Même constat du côté des petites installations, de mini- et micro-cogénération. Si les marchés de nos voisins sont avantageux pour ces technologies, notamment en Allemagne, aux Pays-Bas ou en Grande-Bretagne, où le prix de l'électricité est plus élevé, le marché français cultive sa différence. "Pour l'instant, la cogénération n'a pas de pertinence économique", confirme Jérôme Maldonado d'Uniclima. "L'évolution tarifaire et les choix politiques d'incitation, permettraient pourtant une diversification des sources d'approvisionnement d'énergie".

 

Différentes technologies existent, dont celle des machines à moteur Sterling qui bénéficient d'un crédit d'impôt et présentent un rapport de production électrique/chaleur de 1/8 à 1/5 et de rendements de 100 à 107 %. Pour le petit tertiaire ou le petit résidentiel, la cogénération à moteur à combustion alterne présente un ratio plus intéressant (de 1/4 à 1/2) mais le rendement global reste faible. "Mais la maintenance des moteurs à un coût, car il exige des pièces, notamment lors d'interventions lourdes. C'est un cap à franchir que l'intégration de ce coût", explique le responsable des comités Gaz/Fioul et radiateurs d'Uniclima.

 

Utiles pour la RT 2020
Car les solutions présentent également des avantages en termes d'indépendance énergétique, qui seront importantes pour la compensation des consommations locales dans les futurs bâtiments de la RT 2020 (BePos).
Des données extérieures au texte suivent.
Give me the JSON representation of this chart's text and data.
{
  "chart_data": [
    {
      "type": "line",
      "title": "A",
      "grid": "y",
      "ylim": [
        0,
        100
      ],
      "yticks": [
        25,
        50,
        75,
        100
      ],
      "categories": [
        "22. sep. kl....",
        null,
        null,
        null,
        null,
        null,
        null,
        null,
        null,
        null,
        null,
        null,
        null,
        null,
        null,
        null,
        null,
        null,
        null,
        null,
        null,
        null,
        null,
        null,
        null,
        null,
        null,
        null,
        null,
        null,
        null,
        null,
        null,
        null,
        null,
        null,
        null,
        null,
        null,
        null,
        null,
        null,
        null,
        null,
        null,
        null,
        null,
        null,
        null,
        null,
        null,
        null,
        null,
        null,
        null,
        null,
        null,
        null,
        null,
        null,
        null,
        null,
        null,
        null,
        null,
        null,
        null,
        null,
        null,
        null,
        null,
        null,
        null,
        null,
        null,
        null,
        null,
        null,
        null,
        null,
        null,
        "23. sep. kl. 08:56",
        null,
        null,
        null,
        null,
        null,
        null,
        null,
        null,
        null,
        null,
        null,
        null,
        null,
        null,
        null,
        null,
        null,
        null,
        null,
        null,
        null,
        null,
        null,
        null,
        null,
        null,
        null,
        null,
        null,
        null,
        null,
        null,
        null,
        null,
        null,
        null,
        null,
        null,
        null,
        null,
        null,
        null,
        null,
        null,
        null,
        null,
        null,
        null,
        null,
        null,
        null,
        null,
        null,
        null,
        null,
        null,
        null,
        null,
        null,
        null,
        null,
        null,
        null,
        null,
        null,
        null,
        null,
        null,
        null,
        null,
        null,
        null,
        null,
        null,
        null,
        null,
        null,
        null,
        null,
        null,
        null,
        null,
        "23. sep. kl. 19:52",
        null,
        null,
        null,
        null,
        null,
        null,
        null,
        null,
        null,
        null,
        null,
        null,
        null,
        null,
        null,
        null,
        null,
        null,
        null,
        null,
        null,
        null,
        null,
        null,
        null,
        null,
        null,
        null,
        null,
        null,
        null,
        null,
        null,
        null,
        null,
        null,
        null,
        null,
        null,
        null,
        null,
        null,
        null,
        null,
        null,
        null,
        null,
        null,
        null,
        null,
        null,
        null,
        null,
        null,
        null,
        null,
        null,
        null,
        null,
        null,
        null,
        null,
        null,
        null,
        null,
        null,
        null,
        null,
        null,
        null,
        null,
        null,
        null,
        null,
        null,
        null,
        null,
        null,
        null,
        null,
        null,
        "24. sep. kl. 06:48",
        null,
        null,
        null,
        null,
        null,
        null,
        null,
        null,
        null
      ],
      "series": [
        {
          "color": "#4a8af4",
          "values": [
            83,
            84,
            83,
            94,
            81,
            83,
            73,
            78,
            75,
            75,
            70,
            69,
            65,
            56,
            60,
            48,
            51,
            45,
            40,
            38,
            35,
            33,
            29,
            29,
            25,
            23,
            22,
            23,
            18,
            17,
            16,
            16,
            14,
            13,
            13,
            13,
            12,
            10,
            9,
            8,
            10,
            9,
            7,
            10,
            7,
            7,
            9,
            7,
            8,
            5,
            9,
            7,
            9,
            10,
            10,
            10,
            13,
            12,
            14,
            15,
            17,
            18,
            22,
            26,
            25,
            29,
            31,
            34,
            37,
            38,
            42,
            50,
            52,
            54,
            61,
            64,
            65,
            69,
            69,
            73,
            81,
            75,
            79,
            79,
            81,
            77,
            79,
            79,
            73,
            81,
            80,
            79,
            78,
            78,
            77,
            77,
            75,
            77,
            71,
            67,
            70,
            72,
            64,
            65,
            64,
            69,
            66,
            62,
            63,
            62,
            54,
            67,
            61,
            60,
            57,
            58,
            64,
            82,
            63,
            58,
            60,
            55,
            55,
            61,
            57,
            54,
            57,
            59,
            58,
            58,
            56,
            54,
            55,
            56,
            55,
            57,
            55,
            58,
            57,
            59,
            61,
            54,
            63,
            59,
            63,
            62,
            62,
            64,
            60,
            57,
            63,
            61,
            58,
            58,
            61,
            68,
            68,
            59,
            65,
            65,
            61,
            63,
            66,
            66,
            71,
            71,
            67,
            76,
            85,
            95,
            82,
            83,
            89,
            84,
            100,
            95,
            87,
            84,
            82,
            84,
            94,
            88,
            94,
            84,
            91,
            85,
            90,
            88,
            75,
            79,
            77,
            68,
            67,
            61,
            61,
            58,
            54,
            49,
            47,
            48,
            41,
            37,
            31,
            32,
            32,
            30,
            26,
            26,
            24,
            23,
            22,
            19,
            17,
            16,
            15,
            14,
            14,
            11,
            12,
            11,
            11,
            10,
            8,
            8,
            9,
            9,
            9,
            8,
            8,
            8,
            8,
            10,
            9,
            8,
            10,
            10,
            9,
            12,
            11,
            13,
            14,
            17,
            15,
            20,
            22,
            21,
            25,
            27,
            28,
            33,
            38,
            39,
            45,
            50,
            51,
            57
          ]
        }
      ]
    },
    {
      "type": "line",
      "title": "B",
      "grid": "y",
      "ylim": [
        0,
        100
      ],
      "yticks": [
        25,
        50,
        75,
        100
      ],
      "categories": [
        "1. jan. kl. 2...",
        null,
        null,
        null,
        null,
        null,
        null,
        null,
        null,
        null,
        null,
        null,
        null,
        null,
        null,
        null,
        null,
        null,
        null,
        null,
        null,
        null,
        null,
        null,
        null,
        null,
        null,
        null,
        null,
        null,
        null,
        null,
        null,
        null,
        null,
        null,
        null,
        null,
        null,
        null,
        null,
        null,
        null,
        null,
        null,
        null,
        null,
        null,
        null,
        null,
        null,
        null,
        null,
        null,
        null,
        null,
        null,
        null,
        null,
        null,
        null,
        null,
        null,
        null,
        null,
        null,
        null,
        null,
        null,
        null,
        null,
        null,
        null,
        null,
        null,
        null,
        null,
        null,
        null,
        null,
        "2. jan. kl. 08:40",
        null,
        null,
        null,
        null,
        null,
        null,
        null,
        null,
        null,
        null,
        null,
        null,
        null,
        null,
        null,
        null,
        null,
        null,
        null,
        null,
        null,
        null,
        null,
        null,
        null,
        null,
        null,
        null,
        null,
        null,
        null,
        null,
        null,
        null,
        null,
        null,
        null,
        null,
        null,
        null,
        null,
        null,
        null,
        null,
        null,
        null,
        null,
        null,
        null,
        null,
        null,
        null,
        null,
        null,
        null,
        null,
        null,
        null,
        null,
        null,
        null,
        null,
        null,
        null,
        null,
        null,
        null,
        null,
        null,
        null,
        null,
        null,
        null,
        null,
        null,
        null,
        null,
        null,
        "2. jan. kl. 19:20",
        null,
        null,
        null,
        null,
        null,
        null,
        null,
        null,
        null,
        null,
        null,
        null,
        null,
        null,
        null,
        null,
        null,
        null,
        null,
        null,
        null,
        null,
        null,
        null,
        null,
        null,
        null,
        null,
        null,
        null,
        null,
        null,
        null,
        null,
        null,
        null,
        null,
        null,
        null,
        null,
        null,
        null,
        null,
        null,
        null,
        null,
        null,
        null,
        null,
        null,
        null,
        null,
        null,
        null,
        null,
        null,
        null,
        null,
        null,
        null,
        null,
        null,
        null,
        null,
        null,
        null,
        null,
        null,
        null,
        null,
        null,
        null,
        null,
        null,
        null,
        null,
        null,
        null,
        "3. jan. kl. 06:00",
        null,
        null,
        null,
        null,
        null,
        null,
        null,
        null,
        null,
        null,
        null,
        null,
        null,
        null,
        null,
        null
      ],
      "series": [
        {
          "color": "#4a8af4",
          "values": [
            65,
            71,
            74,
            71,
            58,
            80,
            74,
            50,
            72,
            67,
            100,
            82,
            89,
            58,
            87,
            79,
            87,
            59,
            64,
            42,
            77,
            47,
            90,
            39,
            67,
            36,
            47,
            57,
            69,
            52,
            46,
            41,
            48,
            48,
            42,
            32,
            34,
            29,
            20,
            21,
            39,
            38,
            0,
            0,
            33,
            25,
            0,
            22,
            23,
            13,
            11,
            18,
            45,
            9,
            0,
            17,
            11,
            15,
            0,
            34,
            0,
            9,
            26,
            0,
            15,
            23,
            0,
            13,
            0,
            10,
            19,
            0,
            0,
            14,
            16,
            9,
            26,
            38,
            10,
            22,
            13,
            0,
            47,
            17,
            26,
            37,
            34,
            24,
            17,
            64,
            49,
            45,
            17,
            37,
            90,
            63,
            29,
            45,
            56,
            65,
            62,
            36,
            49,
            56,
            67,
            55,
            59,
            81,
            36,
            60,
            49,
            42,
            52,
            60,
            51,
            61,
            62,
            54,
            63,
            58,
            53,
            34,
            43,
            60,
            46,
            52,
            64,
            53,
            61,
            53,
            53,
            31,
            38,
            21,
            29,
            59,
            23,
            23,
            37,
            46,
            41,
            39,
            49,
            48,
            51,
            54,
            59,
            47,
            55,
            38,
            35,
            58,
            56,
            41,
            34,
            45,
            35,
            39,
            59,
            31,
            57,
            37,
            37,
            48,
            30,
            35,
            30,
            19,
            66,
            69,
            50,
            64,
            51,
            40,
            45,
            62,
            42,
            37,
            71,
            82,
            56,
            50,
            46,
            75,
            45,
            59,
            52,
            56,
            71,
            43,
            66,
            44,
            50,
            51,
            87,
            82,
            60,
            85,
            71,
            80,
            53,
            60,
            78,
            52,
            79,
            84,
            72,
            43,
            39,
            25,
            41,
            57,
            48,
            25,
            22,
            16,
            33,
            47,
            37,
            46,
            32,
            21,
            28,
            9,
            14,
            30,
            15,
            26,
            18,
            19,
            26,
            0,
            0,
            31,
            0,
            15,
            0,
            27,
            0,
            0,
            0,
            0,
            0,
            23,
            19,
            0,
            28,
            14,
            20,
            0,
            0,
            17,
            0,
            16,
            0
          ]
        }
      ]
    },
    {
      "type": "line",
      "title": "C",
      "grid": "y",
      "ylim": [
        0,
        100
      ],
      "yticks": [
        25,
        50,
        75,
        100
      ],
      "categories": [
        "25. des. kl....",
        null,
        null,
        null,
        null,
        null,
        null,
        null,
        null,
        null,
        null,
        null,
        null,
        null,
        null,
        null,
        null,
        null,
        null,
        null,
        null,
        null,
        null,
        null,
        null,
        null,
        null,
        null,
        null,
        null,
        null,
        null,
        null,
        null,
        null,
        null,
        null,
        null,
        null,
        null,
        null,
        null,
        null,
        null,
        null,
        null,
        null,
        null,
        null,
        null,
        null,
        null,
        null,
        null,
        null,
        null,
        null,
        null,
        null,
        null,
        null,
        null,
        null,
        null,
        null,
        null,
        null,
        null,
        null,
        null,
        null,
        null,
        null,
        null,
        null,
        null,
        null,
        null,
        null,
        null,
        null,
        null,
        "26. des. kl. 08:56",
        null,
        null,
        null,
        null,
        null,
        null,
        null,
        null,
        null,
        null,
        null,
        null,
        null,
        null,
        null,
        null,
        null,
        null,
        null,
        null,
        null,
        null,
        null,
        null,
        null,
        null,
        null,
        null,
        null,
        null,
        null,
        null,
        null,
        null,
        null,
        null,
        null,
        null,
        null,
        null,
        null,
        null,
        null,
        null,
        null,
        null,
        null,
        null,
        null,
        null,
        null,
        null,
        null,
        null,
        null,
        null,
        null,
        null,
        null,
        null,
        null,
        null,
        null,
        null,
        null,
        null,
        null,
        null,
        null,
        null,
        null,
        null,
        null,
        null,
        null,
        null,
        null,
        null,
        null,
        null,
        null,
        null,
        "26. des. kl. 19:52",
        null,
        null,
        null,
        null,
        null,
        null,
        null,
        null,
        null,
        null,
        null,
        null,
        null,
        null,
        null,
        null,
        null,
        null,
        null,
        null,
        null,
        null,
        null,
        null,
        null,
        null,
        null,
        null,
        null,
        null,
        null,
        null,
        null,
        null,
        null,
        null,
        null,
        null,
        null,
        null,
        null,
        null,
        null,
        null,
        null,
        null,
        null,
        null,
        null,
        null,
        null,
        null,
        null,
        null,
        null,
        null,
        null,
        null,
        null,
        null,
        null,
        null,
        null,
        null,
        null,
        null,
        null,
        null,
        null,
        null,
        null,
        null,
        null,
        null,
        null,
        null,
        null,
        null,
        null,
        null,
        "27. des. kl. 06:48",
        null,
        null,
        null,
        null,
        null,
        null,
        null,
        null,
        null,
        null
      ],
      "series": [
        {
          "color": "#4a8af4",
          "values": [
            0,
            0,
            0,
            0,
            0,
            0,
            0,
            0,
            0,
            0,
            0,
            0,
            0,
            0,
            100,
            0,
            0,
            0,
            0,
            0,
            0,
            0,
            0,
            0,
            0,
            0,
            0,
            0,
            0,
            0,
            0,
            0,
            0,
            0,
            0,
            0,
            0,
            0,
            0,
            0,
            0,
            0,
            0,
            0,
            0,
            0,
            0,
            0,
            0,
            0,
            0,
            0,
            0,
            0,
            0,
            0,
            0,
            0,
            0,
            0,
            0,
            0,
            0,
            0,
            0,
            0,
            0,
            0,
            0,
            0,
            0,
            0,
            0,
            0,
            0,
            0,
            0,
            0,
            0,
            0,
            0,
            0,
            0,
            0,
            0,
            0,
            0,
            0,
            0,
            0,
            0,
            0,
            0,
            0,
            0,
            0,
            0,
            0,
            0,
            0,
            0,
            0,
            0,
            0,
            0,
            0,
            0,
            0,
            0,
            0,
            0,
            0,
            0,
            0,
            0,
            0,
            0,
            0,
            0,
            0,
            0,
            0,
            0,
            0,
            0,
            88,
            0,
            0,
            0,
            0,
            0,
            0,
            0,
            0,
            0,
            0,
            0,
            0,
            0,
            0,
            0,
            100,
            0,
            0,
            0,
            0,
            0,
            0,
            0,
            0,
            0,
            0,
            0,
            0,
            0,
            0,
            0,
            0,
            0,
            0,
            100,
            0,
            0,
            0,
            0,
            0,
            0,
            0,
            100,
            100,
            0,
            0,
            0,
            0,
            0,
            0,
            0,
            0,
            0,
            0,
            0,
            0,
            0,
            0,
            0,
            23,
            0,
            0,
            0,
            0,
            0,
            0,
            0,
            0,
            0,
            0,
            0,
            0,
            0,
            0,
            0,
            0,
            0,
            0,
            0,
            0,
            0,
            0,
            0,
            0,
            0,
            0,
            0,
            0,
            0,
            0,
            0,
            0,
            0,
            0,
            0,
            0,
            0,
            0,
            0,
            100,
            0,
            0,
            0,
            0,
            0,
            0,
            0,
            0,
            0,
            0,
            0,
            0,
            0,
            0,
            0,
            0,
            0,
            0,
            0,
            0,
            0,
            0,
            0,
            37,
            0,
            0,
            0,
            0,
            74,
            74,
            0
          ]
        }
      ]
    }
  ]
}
La fiabilité des solutions de cogénération pourrait alors être un atout, face à l'impossibilité de prévoir l'ensoleillement faisant fonctionner des installations photovoltaïques. "Les équipements ont un bon rendement et réduisent les émissions de CO2 en évitant la mise en production d'autres sources d'électricité", souligne Jérôme Maldonado. "Et en produisant localement, on évite un surinvestissement pour le renforcement des réseaux de distribution". Quant à la facilité d'installation, les systèmes de micro-cogénération n'exigent pas de compétences particulières : "C'est du niveau d'une chaudière à condensation branchée au réseau électrique", rassure-t-il. Les systèmes à moteur à combustion alterne s'avèrent plus complexes en nécessitant des connaissances à la fois en mécanique et en électricité. "Le développement des piles à combustibles, dont 40.000 fonctionnent déjà au Japon - dans des conditions très différentes il est vrai - devrait atteindre sa maturité en 2020. Nous aurons alors un vaste éventail de solutions différentes qui permettront aux consommateurs de choisir la plus pertinente", prédit Jérôme Maldonado.